George Kurtz, CrowdStrike’s co-founder and chief executive, told analysts on a conference call that the company reported $198.1 million in net new annual recurring revenue, or ARR, in the quarter, not as much as it had hoped. 

ARR is a software-as-a-service metric that shows how much revenue the company can expect based on subscriptions. That grew 54% to $2.34 billion from the year-ago quarter, while the Street expected $2.35 billion. Kurtz said that about $10 million was deferred to future quarters.

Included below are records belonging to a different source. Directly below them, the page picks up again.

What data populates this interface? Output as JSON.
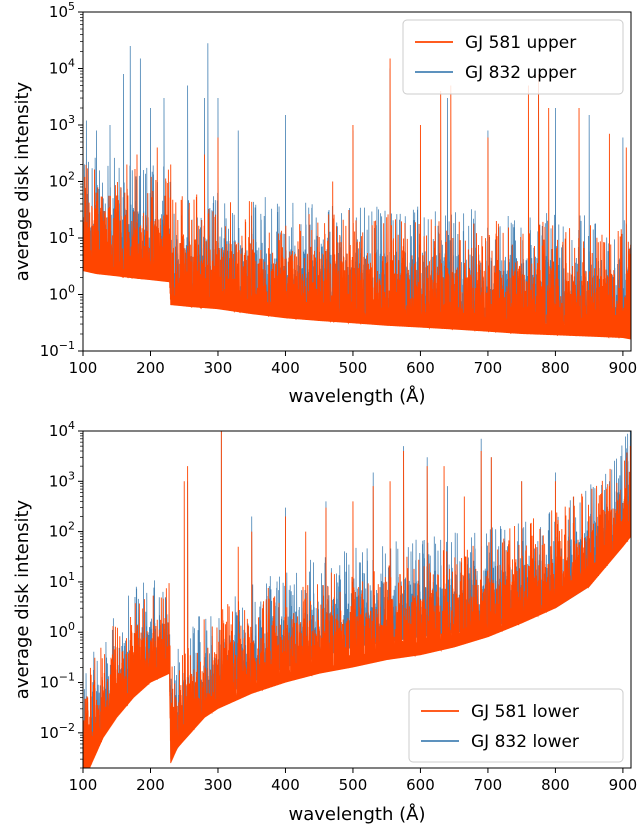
{
  "chart_data": [
    {
      "type": "line",
      "xlabel": "wavelength (Å)",
      "ylabel": "average disk intensity",
      "xlim": [
        100,
        912
      ],
      "ylim": [
        0.1,
        100000
      ],
      "yscale": "log",
      "xticks": [
        100,
        200,
        300,
        400,
        500,
        600,
        700,
        800,
        900
      ],
      "yticks": [
        {
          "base": "10",
          "exp": "−1",
          "value": 0.1
        },
        {
          "base": "10",
          "exp": "0",
          "value": 1
        },
        {
          "base": "10",
          "exp": "1",
          "value": 10
        },
        {
          "base": "10",
          "exp": "2",
          "value": 100
        },
        {
          "base": "10",
          "exp": "3",
          "value": 1000
        },
        {
          "base": "10",
          "exp": "4",
          "value": 10000
        },
        {
          "base": "10",
          "exp": "5",
          "value": 100000
        }
      ],
      "legend_position": "top-right",
      "series": [
        {
          "name": "GJ 581 upper",
          "color": "#ff4500",
          "x": [
            100,
            120,
            150,
            180,
            200,
            228,
            230,
            260,
            300,
            350,
            400,
            450,
            500,
            550,
            600,
            650,
            700,
            750,
            800,
            850,
            900,
            912
          ],
          "y": [
            2.6,
            2.3,
            2.1,
            1.9,
            1.8,
            1.65,
            0.65,
            0.6,
            0.55,
            0.45,
            0.38,
            0.34,
            0.31,
            0.28,
            0.26,
            0.24,
            0.22,
            0.2,
            0.19,
            0.18,
            0.17,
            0.16
          ],
          "peaks": [
            [
              165,
              200
            ],
            [
              180,
              300
            ],
            [
              210,
              400
            ],
            [
              230,
              200
            ],
            [
              280,
              300
            ],
            [
              300,
              600
            ],
            [
              470,
              100
            ],
            [
              500,
              1000
            ],
            [
              555,
              15000
            ],
            [
              600,
              1000
            ],
            [
              630,
              4000
            ],
            [
              645,
              5000
            ],
            [
              700,
              600
            ],
            [
              760,
              5000
            ],
            [
              775,
              8000
            ],
            [
              790,
              2000
            ],
            [
              835,
              2000
            ],
            [
              880,
              700
            ],
            [
              905,
              400
            ]
          ]
        },
        {
          "name": "GJ 832 upper",
          "color": "#4682b4",
          "x": [
            100,
            150,
            200,
            228,
            230,
            300,
            400,
            500,
            600,
            700,
            800,
            900,
            912
          ],
          "y": [
            3.2,
            2.6,
            2.2,
            2,
            0.8,
            0.7,
            0.5,
            0.42,
            0.38,
            0.34,
            0.3,
            0.28,
            0.27
          ],
          "peaks": [
            [
              105,
              1200
            ],
            [
              120,
              800
            ],
            [
              140,
              1000
            ],
            [
              160,
              8000
            ],
            [
              170,
              25000
            ],
            [
              185,
              15000
            ],
            [
              200,
              2000
            ],
            [
              220,
              3000
            ],
            [
              255,
              5000
            ],
            [
              280,
              3000
            ],
            [
              285,
              28000
            ],
            [
              300,
              3000
            ],
            [
              330,
              800
            ],
            [
              400,
              1500
            ],
            [
              500,
              800
            ],
            [
              555,
              10000
            ],
            [
              640,
              3000
            ],
            [
              700,
              800
            ],
            [
              775,
              5000
            ],
            [
              800,
              2000
            ],
            [
              850,
              1500
            ],
            [
              900,
              600
            ]
          ]
        }
      ]
    },
    {
      "type": "line",
      "xlabel": "wavelength (Å)",
      "ylabel": "average disk intensity",
      "xlim": [
        100,
        912
      ],
      "ylim": [
        0.002,
        10000
      ],
      "yscale": "log",
      "xticks": [
        100,
        200,
        300,
        400,
        500,
        600,
        700,
        800,
        900
      ],
      "yticks": [
        {
          "base": "10",
          "exp": "−2",
          "value": 0.01
        },
        {
          "base": "10",
          "exp": "−1",
          "value": 0.1
        },
        {
          "base": "10",
          "exp": "0",
          "value": 1
        },
        {
          "base": "10",
          "exp": "1",
          "value": 10
        },
        {
          "base": "10",
          "exp": "2",
          "value": 100
        },
        {
          "base": "10",
          "exp": "3",
          "value": 1000
        },
        {
          "base": "10",
          "exp": "4",
          "value": 10000
        }
      ],
      "legend_position": "bottom-right",
      "series": [
        {
          "name": "GJ 581 lower",
          "color": "#ff4500",
          "x": [
            110,
            130,
            150,
            175,
            200,
            228,
            230,
            240,
            260,
            280,
            300,
            350,
            400,
            450,
            500,
            550,
            600,
            650,
            700,
            750,
            800,
            850,
            900,
            912
          ],
          "y": [
            0.002,
            0.008,
            0.02,
            0.05,
            0.1,
            0.15,
            0.0025,
            0.005,
            0.01,
            0.02,
            0.03,
            0.06,
            0.1,
            0.15,
            0.2,
            0.28,
            0.35,
            0.5,
            0.8,
            1.5,
            3,
            8,
            50,
            80
          ],
          "peaks": [
            [
              120,
              0.01
            ],
            [
              160,
              0.3
            ],
            [
              175,
              0.4
            ],
            [
              200,
              0.6
            ],
            [
              250,
              1000
            ],
            [
              255,
              2000
            ],
            [
              305,
              10000
            ],
            [
              330,
              50
            ],
            [
              350,
              100
            ],
            [
              400,
              200
            ],
            [
              430,
              100
            ],
            [
              460,
              300
            ],
            [
              500,
              400
            ],
            [
              530,
              800
            ],
            [
              555,
              1000
            ],
            [
              575,
              4000
            ],
            [
              610,
              2000
            ],
            [
              635,
              2000
            ],
            [
              665,
              500
            ],
            [
              690,
              4000
            ],
            [
              705,
              3000
            ],
            [
              750,
              1000
            ],
            [
              800,
              1000
            ],
            [
              840,
              500
            ],
            [
              880,
              800
            ],
            [
              900,
              300
            ]
          ]
        },
        {
          "name": "GJ 832 lower",
          "color": "#4682b4",
          "x": [
            110,
            130,
            150,
            175,
            200,
            228,
            230,
            250,
            270,
            300,
            350,
            400,
            500,
            600,
            700,
            800,
            850,
            900,
            912
          ],
          "y": [
            0.003,
            0.01,
            0.03,
            0.08,
            0.13,
            0.18,
            0.003,
            0.008,
            0.02,
            0.05,
            0.1,
            0.2,
            0.5,
            0.8,
            1.2,
            3,
            8,
            60,
            140
          ],
          "peaks": [
            [
              120,
              0.025
            ],
            [
              230,
              0.05
            ],
            [
              255,
              1000
            ],
            [
              305,
              11000
            ],
            [
              350,
              200
            ],
            [
              400,
              300
            ],
            [
              460,
              400
            ],
            [
              530,
              1500
            ],
            [
              575,
              5000
            ],
            [
              610,
              3000
            ],
            [
              640,
              800
            ],
            [
              690,
              7000
            ],
            [
              705,
              3000
            ],
            [
              750,
              1000
            ],
            [
              800,
              1500
            ],
            [
              880,
              1000
            ]
          ]
        }
      ]
    }
  ]
}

“We expect these macro headwinds to persist through Q4,” Kurtz told analysts.

Burt Podbere, CrowdStrike’s chief financial officer, explained that the company relies on ARR because it’s “an X-ray into the contract sales.”

“As George mentioned, even though we entered Q2 with a record pipeline, and we are expecting the elongated sales cycles due to macro concerns to continue, we’re not expecting to see the typical Q4 budget flush given the increased scrutiny on budgets.”

Podbere said it is “prudent to assume” fourth-quarter net new ARR will be up to 10% below the third quarter’s. That would mean about a 10% year-over-year headwind going into the first half of next year, and “full-year net new ARR would be roughly flat to modestly up year over year.”

“This would imply a low 30s ending ARR growth rate and a subscription revenue growth rate in the low to mid-30s for FY 2024,” Podbere said.

Read: Cloud software is suffering a cold November rain. Can Snowflake and Salesforce turn things around?

The company expects adjusted fiscal fourth-quarter earnings of 42 cents to 45 cents a share on revenue of $619.1 million to $628.2 million, while analysts surveyed by FactSet forecast earnings of 34 cents a share on revenue of $633.9 million, according to analysts.

CrowdStrike expects full-year earnings of $1.49 to $1.52 a share on revenue of $2.22 billion to $2.23 billion. Wall Street expects $1.33 a share on revenue of $2.23 billion.

The company reported a fiscal third-quarter loss of $55 million, or 24 cents a share, compared with a loss of $50.5 million, or 22 cents a share, in the year-ago period. Adjusted net income, which excludes stock-based compensation and other items, was 40 cents a share, compared with 17 cents a share in the year-ago period.

Revenue rose to $580.9 million from $380.1 million in the year-ago quarter.

Analysts expected CrowdStrike to report earnings of 28 cents a share on revenue of $516 million, based on the company’s outlook of 30 cents to 32 cents a share on revenue of $569.1 million to $575.9 million.

So far in November, cloud software stocks have been getting trashed. While the S&P 500 SPX, -0.16% has gained 2%, and the tech-heavy Nasdaq Composite COMP, -0.59% is flat, the iShares Expanded Tech-Software Sector ETF IGV, -0.78% has fallen more than 2%, the Global X Cloud Computing ETF CLOU, -1.12% has declined more than 4%, the First Trust Cloud Computing ETF SKYY, -0.74% has fallen more than 6%, and the WisdomTree Cloud Computing Fund WCLD, -1.05% has dropped more than 11%.